Coverage: Boeing is cutting 737 Max production
Boeing Co. is cutting production of 737 Max jets as the company moves quickly to finalize a fix that will get the grounded aircraft flying again.
Phil LeBeau of CNBC had the news:
Boeing’s monthly production of the aircraft, involved in two crashes since October, is dropping by 20 percent from the current level of 52 a month to 42 a month, the company said Friday.
“We’re adjusting the 737 production system temporarily to accommodate the pause in MAX deliveries, allowing us to prioritize additional resources to focus on software certification and returning the MAX to flight,” Boeing Chairman and CEO Dennis Muilenburg said in a statement announcing the rate cut. Muilenburg said the aerospace giant is already working with suppliers to, “minimize operational disruption and financial impact of the production rate change.”

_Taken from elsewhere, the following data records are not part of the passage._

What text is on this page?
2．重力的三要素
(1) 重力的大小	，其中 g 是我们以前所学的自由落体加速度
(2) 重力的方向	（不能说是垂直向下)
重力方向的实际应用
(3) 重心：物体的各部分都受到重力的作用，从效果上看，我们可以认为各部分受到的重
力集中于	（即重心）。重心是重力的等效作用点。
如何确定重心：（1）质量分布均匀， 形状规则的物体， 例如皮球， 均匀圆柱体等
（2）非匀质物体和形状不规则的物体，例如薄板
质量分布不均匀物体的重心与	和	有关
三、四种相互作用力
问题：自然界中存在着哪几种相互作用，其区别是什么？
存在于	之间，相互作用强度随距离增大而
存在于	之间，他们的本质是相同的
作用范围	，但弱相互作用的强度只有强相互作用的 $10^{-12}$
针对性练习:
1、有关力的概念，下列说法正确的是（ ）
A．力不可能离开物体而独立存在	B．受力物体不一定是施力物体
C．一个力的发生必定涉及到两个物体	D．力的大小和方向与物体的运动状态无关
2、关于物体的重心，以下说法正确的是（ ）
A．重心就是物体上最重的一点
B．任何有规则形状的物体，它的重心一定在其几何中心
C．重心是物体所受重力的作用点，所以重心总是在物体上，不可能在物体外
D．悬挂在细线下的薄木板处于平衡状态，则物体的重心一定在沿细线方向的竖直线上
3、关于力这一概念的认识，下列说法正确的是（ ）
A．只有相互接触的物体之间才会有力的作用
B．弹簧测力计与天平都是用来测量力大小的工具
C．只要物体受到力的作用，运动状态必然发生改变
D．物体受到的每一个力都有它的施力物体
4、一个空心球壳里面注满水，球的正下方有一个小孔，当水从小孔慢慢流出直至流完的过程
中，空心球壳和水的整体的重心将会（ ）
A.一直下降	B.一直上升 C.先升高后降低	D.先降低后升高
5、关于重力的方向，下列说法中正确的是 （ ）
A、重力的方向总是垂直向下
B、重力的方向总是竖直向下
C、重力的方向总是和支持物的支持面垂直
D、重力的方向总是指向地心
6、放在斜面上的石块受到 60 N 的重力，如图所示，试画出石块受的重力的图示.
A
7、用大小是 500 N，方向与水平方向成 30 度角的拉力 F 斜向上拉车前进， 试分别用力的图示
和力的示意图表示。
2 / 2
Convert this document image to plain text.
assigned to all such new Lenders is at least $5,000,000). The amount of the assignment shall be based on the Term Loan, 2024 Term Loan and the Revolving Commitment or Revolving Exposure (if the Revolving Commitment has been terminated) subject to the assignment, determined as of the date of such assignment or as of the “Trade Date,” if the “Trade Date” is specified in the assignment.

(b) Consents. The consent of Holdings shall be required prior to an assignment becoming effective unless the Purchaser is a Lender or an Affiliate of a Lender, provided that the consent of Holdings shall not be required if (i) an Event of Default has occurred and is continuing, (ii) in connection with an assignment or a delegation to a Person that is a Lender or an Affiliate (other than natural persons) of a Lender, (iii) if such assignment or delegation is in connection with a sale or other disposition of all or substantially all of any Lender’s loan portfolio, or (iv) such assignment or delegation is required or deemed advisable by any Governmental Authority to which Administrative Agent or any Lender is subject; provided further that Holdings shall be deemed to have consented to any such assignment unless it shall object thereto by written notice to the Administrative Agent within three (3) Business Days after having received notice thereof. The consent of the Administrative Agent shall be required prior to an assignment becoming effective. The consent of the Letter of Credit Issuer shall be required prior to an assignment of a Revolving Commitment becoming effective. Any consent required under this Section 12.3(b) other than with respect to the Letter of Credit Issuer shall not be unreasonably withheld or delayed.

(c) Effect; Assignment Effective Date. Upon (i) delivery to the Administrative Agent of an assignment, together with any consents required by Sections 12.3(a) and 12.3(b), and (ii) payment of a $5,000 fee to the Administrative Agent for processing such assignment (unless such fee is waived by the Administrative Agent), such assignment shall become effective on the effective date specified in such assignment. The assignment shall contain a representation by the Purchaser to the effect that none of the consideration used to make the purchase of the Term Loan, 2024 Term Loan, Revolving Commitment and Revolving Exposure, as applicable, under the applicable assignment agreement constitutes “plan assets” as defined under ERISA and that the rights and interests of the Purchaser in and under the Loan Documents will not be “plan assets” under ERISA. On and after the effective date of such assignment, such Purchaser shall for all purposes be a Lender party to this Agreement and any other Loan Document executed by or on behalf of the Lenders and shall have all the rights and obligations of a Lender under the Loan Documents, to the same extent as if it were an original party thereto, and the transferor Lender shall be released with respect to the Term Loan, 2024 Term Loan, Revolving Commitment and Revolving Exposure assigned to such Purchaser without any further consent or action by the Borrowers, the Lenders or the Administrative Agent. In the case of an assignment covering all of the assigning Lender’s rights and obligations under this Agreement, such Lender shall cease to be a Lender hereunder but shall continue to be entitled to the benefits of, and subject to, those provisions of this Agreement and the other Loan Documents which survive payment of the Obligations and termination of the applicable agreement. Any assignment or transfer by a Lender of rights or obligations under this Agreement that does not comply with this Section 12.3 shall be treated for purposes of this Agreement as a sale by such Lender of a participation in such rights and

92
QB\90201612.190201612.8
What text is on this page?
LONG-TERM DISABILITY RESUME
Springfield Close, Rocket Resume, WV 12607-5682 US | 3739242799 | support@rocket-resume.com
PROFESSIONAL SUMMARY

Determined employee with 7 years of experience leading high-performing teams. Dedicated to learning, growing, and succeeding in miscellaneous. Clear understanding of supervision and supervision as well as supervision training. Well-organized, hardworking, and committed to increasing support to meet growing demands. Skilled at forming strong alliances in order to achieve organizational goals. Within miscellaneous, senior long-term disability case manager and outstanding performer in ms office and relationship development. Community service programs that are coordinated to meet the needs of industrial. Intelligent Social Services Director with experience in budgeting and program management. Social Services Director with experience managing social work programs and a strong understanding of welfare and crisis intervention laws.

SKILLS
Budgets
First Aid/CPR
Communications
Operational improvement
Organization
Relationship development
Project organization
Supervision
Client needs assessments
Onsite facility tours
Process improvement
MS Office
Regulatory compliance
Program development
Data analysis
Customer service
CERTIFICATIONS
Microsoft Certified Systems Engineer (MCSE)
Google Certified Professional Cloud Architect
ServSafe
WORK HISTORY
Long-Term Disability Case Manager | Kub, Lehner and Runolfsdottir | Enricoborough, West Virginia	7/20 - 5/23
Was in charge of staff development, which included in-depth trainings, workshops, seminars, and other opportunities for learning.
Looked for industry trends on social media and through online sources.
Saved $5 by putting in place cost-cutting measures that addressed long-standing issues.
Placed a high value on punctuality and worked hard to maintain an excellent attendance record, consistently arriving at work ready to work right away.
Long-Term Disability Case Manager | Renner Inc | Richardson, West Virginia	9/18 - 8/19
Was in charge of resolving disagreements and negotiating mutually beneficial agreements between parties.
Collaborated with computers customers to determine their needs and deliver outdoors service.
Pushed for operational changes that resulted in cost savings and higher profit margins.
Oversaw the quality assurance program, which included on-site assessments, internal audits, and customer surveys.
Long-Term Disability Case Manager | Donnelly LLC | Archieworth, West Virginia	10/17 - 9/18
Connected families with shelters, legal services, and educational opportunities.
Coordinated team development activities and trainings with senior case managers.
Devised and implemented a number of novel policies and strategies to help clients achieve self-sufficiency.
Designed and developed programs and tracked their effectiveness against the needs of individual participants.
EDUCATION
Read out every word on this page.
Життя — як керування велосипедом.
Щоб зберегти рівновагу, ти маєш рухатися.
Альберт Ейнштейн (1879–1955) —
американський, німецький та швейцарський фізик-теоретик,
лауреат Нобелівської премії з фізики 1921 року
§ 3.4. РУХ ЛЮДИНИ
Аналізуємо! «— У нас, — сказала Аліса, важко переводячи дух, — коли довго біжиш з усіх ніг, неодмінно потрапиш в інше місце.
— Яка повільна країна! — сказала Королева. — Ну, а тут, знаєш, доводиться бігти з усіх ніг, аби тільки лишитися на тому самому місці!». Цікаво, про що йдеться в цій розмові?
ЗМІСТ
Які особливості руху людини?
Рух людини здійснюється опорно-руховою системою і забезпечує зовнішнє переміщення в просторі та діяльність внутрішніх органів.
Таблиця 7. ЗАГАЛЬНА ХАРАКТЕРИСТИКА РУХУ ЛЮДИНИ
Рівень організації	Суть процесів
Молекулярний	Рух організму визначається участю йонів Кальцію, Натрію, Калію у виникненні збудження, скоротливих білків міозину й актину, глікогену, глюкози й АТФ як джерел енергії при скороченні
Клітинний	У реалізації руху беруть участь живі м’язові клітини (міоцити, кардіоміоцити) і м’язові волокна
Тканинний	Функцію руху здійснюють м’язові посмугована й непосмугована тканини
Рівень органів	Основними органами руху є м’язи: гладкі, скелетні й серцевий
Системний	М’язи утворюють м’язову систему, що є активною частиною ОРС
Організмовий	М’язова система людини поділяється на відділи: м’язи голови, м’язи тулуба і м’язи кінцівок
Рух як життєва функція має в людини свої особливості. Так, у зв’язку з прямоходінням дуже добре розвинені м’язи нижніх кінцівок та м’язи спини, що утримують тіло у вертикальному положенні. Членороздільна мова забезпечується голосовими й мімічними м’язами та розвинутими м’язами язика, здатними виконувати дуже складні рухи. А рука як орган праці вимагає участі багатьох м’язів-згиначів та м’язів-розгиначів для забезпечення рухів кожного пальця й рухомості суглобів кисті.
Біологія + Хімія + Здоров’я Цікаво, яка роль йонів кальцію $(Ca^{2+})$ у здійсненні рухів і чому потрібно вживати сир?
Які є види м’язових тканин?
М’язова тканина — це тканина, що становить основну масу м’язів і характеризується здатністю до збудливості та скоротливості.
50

The production cut is likely to weigh on shares of Boeing which have held up relatively well after initially dropping more than 10% in mid-March after the crash of an Ethiopian Airlines 737 Max 8. It was the second crash of a 737 Max in the last six months and led countries around the world to ground the airplane or ban it from flying in their airspace.
Doug Cameron of The Wall Street Journal reported that Boeing’s stock price fell on the news:
Shares in Boeing fell more than 2% to $382.90 after hours on Friday following the announcement, valuing the company at $216 billion. Investors have wiped more than $25 billion from Boeing’s market value since last month’s fatal crash of an Ethiopian Airlines 737 MAX, the second in five months involving the jetliner.
Regulators are probing those incidents, and Boeing is proposing a software fix and additional pilot training to address a flight-control problem implicated in both crashes. A return to flight and resumption of deliveries for the 737 MAX is expected to be months rather than weeks away, analysts have said.
“We’re adjusting the 737 production system temporarily to accommodate the pause in MAX deliveries, allowing us to prioritize additional resources to focus on software certification and returning the MAX to flight,” Chief Executive Dennis Muilenburg said in a statement.
Earlier Friday Boeing said it has identified a second software problemthat must be resolved as part of an overall fix for its anti-stall system to get 737 MAX airliners flying again.
David Koenig of the Associated Press reported that a new Boeing committee will review design and development:
Boeing also announced it is creating a special board committee to review airplane design and development.
The announcement to cut production comes after Boeing acknowledged that a second software issue has emerged that needs fixing on the Max — a discovery that explained why the aircraft maker had pushed back its ambitious schedule for getting the planes back in the air.
A Boeing spokesman called it a “relatively minor issue” and said the plane maker already has a fix in the works. He said the latest issue is not part of flight-control software called MCAS that Boeing has been working to upgrade since the first crash.
Chairman and CEO Dennis Muilenburg described the production cut as temporary and a response to the suspension of Max deliveries.
Boeing has delivered fewer than 400 Max jets but has a backlog of more than 4,600 unfilled orders. The Chicago-based company had hoped to expand Max production this year to 57 planes a month.